The Sinking of the Titanic is pretty much an ongoing project, with numerous different recordings available, all of which have their own special effect. The more extended version on Gavin Bryars’ own label is the most recent I’ve encountered (see review). The work “is based wholly on the circumstances surrounding” the Titanic’s fatal impact with an iceberg on 14th April 1912, “the initial starting point [being] the reported fact of the band having played a hymn tune as the ship went down [and] the lack of any report of their having stopped playing, combined with a number of other features of the disaster that are both reproducible and that ‘take the mind to other regions’.”
Further thought provoking ideas and details are outlined in the booklet note, and it is the imagination being taken on this doom-laden journey that is one of the most powerful aspects of this work.

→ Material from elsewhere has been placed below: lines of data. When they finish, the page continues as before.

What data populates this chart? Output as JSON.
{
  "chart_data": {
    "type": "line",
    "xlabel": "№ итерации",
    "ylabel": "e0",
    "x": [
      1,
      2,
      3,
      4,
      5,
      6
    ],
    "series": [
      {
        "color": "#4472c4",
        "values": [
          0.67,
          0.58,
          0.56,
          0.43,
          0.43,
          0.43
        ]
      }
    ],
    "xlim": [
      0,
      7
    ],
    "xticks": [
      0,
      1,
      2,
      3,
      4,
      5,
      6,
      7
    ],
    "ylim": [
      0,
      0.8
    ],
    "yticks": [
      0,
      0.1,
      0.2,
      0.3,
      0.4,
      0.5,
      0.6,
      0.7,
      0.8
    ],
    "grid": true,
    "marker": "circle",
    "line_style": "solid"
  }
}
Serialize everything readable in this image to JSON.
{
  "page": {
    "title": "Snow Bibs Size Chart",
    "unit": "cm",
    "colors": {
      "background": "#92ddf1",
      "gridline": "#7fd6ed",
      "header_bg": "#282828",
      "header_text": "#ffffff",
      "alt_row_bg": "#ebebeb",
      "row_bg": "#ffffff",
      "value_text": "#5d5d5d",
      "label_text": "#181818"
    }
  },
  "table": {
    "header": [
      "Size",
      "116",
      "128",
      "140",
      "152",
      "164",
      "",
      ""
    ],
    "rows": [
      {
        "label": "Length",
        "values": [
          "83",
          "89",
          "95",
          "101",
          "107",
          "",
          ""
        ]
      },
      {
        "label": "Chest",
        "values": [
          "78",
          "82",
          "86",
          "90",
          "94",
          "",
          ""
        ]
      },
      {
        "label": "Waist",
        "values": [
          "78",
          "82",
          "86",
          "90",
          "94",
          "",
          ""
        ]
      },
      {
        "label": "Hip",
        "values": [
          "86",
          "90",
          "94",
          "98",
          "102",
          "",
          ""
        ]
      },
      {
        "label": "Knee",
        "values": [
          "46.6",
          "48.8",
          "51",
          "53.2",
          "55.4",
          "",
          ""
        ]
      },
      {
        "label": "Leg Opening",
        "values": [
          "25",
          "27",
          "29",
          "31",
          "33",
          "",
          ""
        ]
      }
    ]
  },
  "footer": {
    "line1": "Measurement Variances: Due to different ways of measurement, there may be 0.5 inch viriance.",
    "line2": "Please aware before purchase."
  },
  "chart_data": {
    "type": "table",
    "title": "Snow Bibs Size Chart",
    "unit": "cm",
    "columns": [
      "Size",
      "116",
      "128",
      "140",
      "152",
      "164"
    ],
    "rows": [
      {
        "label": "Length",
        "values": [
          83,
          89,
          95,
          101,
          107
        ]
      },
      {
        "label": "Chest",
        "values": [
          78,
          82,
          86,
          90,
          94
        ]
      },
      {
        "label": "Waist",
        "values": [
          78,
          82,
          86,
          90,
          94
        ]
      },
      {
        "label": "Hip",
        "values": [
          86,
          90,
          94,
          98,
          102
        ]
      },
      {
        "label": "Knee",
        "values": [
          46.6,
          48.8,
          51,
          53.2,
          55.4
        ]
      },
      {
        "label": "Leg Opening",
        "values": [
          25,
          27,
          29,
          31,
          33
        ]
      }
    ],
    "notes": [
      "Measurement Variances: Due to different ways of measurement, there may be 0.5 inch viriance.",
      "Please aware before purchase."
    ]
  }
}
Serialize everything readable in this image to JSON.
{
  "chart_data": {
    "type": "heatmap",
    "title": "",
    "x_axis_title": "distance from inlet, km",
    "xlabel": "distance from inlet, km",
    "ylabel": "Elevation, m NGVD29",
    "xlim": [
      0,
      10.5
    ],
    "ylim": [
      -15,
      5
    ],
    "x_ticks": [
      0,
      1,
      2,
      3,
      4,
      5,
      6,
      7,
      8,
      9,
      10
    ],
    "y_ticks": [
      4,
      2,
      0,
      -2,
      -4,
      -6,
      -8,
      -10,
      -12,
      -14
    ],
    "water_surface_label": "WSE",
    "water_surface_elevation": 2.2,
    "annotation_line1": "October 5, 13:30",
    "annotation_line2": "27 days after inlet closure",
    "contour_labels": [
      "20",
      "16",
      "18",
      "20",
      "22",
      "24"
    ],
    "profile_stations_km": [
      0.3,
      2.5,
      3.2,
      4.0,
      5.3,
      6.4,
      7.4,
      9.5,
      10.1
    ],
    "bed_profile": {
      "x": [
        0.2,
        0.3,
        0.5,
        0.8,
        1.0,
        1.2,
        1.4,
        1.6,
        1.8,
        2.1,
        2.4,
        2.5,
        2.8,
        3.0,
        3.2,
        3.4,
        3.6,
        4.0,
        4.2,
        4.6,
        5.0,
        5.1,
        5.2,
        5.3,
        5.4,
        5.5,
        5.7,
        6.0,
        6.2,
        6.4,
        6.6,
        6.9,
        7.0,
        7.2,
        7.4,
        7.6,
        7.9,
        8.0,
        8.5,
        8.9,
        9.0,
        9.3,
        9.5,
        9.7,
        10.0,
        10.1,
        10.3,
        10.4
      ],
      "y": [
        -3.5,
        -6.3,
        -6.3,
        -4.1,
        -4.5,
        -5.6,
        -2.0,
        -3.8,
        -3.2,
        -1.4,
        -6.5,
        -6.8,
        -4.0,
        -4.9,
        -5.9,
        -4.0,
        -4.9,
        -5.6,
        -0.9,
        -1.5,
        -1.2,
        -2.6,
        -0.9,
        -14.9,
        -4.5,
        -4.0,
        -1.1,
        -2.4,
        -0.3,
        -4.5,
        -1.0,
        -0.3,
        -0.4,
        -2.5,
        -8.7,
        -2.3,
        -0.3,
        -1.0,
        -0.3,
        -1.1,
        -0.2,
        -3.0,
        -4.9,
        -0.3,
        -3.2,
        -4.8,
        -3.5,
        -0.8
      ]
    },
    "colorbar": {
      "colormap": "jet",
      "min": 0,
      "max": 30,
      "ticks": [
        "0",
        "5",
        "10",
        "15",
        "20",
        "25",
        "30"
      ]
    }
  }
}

Our inner-eye is sent into a space in which the music resonates through an infinite and ever-changing pedal tone, instruments barely audible through muffled filters, fragments of dissonance, voices talking, a music box… and always that sensation of submerged music echoing on forever.
As concepts this pair of pieces belong in their time during the avant-garde 1960s and 70s, but as with all good music prove timeless through their qualities and effect both intrinsic and in terms of artistry and poetry of communication. You may find the late 1990s CD release with original cover art still available but I don’t have this to hand to compare re-mastering. This ‘Archive Series’ re-release sounds as good as I remember hearing from these recordings anywhere, and there is no lack of detail or added artificiality in the final result.